Por: Arnulfo Benavente Díaz
Estamos en verano y en el viejo muelle mollendino es temporada de pesca. El sol de la tarde refleja su luz dorada en aguas barullaje. Varias personas se encuentran en esta faena pescadora cosmopolita. De pronto emerge un «chungungo» con un pescado «borracho» en sus dientes. Un graznido de gaviota hace eco en toda la zona del muelle.
A lo lejos observamos un paisaje de acantilados de baño «El Cura» y «El Fuerte» que parecen surgidos de pinturas Impresionistas.
Llevamos en la mochila: anzuelos, plomos, diferentes tipos de cordeles, linterna, hilos y un puñal, extraemos del chinguillo llotos blandos y duros. Trituramos los duros para carnada «enguade» como inicio de la pesca. Enganchamos en el anzuelo en lloto blando transparente. Unos gramos de plomo son suficiente para lanzar el cordel. Levantamos el brazo y cual un remolino envío con silbido el sedal de pesca.

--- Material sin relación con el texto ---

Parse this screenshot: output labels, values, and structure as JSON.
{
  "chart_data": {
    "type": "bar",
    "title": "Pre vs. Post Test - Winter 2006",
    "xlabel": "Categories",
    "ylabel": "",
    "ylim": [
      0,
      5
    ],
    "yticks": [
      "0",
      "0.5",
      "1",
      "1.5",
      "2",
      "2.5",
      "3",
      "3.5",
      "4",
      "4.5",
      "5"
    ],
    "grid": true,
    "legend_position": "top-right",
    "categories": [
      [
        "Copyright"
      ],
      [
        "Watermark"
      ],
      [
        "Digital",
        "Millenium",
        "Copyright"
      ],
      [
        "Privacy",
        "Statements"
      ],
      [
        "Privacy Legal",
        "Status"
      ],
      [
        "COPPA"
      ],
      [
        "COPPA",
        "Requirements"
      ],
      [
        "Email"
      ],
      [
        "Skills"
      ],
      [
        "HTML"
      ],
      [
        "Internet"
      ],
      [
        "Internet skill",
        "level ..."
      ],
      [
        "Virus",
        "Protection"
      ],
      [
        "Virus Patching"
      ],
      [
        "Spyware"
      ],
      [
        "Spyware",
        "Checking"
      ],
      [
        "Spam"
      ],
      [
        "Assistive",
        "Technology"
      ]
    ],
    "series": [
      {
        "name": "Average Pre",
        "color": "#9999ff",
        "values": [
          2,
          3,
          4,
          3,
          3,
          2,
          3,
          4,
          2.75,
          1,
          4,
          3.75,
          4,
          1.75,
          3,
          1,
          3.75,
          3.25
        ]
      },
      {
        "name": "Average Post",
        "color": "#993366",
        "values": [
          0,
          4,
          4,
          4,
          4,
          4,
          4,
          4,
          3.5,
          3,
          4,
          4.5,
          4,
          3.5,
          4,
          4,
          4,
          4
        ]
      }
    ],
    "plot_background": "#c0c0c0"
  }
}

Dos picadas con tres ráfagas anuncian la presencia de gavinzas. Sentimos un tirón y soltamos poco a poco el cordel para dar «carrera» porque era un pescado de a kilo, de esos que siempre están dando giros. La gavinza plateada se mueve ligera y luego suave y lenta. Es el momento para subirla al muro, con la mano izquierda atrapamos su cuerpo escamoso, húmedo y resbaloso. Con la derecha sacamos el anzuelo sangriento y restos de lloto. Arrojamos el pescado al piso, hace piruetas y convulsiona, colocamos el pescado en el chinguillo y lo cerramos.
Vemos en el panel anaranjado del horizonte del mar, las negras siluetas de lanchas anchoveteras que pasan «torrejas». Las aves marinas acompañan esta labor, revoloteando.